The discovery of clinical biomarkers requires large patient cohorts and is aided by a pooled data approach across institutions. In many countries, data protection constraints, especially in the clinical environment, forbid the exchange of individual-level data between different research institutes, impeding the conduct of a joint analyses. To circumvent this problem, only non-disclosive aggregated data is exchanged, which is often done manually and requires explicit permission before transfer, i.e., the number of data calls and the amount of data should be limited. This does not allow for more complex tasks such as variable selection, as only simple aggregated summary statistics are typically transferred. Other methods have been proposed that require more complex aggregated data or use input data perturbation, but these methods can either not deal with a high number of biomarkers or lose information.
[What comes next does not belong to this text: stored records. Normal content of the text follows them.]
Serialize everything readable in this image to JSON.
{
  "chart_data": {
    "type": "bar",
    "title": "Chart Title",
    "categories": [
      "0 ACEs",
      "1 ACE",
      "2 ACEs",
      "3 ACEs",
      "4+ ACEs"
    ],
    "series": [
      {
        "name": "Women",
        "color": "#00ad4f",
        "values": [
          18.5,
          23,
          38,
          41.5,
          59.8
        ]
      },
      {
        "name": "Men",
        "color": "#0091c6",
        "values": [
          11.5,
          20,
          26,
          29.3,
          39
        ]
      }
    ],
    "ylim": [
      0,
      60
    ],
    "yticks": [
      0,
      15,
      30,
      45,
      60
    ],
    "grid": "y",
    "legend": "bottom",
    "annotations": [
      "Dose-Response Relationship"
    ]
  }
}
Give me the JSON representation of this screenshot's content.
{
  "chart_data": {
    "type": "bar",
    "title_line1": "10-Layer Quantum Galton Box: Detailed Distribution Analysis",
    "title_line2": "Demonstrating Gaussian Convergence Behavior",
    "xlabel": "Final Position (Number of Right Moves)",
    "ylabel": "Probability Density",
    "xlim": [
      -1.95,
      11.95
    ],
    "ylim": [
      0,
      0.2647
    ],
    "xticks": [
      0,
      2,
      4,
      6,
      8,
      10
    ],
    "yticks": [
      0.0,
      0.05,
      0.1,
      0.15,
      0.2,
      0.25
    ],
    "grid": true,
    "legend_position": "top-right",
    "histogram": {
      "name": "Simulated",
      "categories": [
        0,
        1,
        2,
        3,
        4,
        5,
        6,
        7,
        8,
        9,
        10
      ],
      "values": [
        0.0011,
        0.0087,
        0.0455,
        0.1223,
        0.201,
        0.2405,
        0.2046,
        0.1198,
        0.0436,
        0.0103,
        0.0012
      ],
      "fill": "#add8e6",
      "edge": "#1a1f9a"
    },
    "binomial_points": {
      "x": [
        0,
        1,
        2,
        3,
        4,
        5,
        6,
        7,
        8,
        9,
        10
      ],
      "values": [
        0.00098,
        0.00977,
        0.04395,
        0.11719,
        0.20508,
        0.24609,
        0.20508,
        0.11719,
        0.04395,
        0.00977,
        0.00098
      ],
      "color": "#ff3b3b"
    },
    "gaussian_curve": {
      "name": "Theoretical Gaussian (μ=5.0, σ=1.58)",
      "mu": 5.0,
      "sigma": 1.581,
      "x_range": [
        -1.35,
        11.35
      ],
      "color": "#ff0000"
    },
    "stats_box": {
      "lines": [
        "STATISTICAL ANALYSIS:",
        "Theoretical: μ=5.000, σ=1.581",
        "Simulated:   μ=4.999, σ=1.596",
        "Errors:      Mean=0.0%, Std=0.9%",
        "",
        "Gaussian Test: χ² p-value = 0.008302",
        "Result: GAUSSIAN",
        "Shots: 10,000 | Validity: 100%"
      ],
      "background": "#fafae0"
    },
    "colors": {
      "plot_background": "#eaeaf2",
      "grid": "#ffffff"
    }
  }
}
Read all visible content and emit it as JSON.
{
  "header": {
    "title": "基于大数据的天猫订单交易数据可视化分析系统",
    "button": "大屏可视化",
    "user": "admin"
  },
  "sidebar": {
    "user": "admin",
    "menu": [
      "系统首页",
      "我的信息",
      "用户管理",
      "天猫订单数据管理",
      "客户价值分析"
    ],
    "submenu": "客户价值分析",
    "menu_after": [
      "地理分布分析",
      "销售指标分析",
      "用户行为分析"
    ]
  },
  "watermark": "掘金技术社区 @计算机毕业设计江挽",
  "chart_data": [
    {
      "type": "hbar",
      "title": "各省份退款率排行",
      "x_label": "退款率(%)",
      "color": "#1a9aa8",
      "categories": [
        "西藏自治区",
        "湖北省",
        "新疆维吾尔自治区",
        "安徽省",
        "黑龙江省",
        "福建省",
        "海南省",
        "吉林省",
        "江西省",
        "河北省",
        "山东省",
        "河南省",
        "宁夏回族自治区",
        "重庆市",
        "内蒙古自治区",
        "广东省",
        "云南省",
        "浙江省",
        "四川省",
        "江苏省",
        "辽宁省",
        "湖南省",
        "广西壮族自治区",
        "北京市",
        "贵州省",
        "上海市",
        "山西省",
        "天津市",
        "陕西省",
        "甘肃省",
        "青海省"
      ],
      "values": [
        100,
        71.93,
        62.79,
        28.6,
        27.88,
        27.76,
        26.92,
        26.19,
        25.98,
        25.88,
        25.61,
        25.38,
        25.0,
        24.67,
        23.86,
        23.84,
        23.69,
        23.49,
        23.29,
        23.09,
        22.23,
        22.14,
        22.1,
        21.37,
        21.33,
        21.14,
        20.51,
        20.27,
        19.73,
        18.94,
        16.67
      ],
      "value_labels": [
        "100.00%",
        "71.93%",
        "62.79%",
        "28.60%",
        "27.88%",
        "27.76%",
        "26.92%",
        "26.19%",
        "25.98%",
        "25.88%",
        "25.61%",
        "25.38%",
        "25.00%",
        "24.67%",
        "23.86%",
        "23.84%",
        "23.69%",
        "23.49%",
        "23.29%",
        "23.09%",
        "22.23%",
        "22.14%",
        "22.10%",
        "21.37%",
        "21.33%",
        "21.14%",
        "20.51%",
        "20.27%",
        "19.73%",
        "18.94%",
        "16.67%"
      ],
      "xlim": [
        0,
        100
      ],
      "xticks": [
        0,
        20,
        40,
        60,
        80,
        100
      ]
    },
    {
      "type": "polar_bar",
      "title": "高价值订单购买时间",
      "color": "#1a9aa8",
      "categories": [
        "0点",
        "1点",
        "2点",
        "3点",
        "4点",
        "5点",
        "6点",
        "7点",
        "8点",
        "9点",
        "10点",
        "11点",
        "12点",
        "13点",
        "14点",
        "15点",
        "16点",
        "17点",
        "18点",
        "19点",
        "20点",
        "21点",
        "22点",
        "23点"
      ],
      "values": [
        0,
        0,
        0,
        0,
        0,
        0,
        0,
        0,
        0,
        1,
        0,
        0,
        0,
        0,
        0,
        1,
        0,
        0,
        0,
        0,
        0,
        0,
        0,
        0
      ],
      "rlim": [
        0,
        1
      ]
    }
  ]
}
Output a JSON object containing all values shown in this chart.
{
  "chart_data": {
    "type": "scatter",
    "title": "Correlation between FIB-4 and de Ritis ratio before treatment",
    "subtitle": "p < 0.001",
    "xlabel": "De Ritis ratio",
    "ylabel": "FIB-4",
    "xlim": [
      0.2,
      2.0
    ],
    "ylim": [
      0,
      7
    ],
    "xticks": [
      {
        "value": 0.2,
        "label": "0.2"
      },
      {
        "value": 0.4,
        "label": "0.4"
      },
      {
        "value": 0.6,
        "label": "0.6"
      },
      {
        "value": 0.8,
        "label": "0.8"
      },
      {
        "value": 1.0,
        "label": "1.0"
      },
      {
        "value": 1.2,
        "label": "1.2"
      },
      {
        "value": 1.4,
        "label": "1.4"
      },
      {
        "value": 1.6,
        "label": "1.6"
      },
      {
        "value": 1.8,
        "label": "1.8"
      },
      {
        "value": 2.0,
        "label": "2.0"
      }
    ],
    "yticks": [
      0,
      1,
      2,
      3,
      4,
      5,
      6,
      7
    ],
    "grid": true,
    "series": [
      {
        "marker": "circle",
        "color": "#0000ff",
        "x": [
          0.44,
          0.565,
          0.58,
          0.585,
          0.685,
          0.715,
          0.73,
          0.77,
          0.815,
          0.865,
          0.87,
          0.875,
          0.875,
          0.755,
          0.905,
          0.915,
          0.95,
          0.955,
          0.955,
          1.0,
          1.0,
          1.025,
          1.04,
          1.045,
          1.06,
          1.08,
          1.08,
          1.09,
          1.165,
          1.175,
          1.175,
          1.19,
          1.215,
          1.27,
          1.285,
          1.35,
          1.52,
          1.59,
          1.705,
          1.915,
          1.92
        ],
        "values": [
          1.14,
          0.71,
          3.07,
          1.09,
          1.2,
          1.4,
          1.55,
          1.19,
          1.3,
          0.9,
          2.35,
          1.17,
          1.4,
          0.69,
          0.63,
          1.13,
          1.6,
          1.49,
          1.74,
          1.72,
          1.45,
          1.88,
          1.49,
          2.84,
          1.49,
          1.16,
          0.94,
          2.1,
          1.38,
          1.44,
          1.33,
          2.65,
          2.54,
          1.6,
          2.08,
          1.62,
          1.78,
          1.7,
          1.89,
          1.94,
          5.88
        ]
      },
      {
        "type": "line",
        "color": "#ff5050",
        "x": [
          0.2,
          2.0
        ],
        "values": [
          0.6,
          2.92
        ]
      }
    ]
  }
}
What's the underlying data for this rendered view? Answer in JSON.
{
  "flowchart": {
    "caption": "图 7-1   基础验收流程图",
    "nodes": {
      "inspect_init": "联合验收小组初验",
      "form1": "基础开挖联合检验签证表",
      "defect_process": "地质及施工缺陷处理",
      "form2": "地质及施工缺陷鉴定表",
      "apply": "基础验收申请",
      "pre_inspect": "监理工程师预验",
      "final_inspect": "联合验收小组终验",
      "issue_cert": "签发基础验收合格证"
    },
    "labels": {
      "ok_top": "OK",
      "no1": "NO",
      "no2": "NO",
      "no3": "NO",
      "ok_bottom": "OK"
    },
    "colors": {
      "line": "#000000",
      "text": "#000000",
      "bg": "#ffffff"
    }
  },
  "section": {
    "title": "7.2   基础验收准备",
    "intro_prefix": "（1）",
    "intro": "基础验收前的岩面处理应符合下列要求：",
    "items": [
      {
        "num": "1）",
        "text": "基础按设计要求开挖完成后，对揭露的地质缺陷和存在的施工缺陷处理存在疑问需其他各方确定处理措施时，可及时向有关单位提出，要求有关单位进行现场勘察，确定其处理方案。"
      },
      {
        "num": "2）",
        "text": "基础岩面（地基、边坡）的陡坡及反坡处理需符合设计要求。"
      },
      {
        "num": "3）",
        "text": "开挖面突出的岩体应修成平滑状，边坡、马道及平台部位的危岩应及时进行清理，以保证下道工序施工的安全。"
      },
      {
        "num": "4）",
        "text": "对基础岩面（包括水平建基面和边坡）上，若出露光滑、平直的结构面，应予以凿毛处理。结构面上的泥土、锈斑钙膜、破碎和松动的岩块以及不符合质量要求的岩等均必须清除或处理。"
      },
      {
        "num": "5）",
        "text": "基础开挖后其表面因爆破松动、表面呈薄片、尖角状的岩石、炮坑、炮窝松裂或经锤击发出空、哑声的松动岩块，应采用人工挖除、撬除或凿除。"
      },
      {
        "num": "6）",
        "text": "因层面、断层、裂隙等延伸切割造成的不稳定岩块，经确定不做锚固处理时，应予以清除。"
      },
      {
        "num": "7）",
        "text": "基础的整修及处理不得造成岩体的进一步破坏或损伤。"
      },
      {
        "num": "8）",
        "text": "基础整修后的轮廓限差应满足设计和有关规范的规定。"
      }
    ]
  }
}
Here, we propose a multivariable regression approach for identifying biomarkers by automatic variable selection based on aggregated data in iterative calls, which can be implemented under data protection constraints. The approach can be used to jointly analyze data distributed across several locations. To minimize the amount of transferred data and the number of calls, we also provide a heuristic variant of the approach. When performing global data standardization, the proposed method yields the same results as pooled individual-level data analysis. In a simulation study, the information loss introduced by local standardization is seen to be minimal. In a typical scenario, the heuristic decreases the number of data calls from more than 10 to 3, rendering manual data releases feasible. To make our approach widely available for application, we provide an implementation of the heuristic version incorporated in the DataSHIELD framework.\

翻译：临床生物标志物的发现需要大规模患者队列，跨机构的数据整合分析方法对此具有重要价值。在许多国家，数据保护约束（尤其在临床环境中）禁止不同研究机构之间交换个体层面数据，这阻碍了联合分析的开展。为解决该问题，目前仅允许交换不具披露性的聚合数据，且此类交换通常需要手动操作，并在数据传输前获得明确许可——即数据调用的次数及数据量均应受到限制。由于通常仅传输简单的聚合摘要统计量，这种方法无法支持变量选择等复杂任务。虽然已有研究提出需要传输更复杂聚合数据或采用输入数据扰动的方法，但这些方法要么无法处理大量生物标志物，要么会导致信息损失。本文提出一种基于迭代调用聚合数据进行自动变量选择的多元回归方法，可在满足数据保护约束的条件下实施。该方法适用于分析分布于多个地点的联合数据。为最小化传输数据量和调用次数，我们还提供了该方法的启发式变体。在全局数据标准化条件下，本方法与整合个体层面数据分析能获得相同结果。模拟研究表明，局部标准化引入的信息损失极小。在典型场景中，启发式方法将数据调用次数从10次以上减少至3次，使得手动数据发布具备可行性。为促进该方法的广泛应用，我们已在DataSHIELD框架中集成并实现了启发式版本。